Department of Chemistry and Immunology, The Skaggs Institute for Chemical Biology, Worm Institute of Research and Medicine (WIRM), The Scripps Research Institute, La Jolla, California 92037, United States.
Department of Bacteriology, University of Wisconsin, 1550 Linden Drive, Madison, Wisconsin 53706, United States.
ACS Infect Dis. 2024 Nov 8;10(11):3744-3750. doi: 10.1021/acsinfecdis.4c00750. Epub 2024 Oct 28.

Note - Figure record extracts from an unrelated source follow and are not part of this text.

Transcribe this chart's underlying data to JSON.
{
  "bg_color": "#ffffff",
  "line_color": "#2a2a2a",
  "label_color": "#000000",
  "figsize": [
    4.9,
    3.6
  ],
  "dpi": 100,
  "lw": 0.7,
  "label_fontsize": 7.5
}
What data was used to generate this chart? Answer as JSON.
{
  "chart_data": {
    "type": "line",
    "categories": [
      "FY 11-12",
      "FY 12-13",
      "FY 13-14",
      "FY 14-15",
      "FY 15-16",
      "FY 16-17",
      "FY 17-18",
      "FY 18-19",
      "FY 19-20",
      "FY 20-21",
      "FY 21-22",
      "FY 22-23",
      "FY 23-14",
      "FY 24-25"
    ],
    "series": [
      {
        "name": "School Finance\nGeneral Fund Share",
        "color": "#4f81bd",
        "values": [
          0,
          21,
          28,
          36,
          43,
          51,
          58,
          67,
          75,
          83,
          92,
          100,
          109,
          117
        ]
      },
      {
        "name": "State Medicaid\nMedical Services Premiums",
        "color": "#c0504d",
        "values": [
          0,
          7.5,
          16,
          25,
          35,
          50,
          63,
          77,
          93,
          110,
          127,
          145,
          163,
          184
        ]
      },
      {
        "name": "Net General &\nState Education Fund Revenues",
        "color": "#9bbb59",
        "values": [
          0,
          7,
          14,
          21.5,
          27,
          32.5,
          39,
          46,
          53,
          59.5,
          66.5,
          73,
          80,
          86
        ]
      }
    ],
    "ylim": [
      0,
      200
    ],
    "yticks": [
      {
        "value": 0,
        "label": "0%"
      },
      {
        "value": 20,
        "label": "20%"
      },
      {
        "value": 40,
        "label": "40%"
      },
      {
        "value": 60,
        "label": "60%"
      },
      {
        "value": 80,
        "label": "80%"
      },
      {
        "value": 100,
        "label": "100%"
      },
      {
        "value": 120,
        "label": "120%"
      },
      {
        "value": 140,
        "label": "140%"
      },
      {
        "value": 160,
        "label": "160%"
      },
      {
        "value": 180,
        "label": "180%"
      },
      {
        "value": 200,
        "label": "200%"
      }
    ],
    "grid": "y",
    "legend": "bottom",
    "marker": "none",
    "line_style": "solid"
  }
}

Botulinum neurotoxin type A (BoNT/A) is an exceptionally potent neurotoxin of great therapeutic value; however, it is also considered a weapon of mass destruction, as it is one of the most poisonous biological substances known to man. The etiology behind BoNT/A is its action as a zinc-dependent protease, which can cause extended paralysis through the cleavage of SNARE proteins. Thiosemicarbazones, known zinc chelators, provide a privileged scaffold that can be leveraged for the development of BoNT/A LC inhibitors. Through a combination of biochemical and kinetic assays, it was demonstrated that the thiosemicarbazone ZMC1, an antitumor agent, is an effective competitive inhibitor of the BoNT/A LC. Based on these results, a series of thiosemicarbazones were designed/synthesized using structure-based analysis and examined in enzyme activity and cell-based assays. From this screen, two analogues presented noteworthy cellular activity. The most potent inhibitors were then tested in a BoNT/A mouse lethality assay, providing statistically significant prolonged survival.
A型肉毒毒素(BoNT/A)是一种具有极高治疗价值的强效神经毒素;然而,它也被认为是一种大规模杀伤性武器,因为它是已知对人类最毒的生物物质之一。BoNT/A 的病因是其作为锌依赖性蛋白酶的作用,该酶可以通过切割 SNARE 蛋白导致长时间瘫痪。硫代氨基甲酸盐,已知的锌螯合剂,提供了一个可以利用的特权支架,可用于开发 BoNT/A LC 抑制剂。通过生化和动力学测定的组合,证明抗肿瘤剂硫代氨基甲酸盐 ZMC1 是 BoNT/A LC 的有效竞争性抑制剂。基于这些结果,使用基于结构的分析设计/合成了一系列硫代氨基甲酸盐,并在酶活性和基于细胞的测定中进行了检查。从该筛选中,两种类似物表现出显著的细胞活性。然后在 BoNT/A 小鼠致死性测定中测试最有效的抑制剂,提供了统计学上显著的延长存活。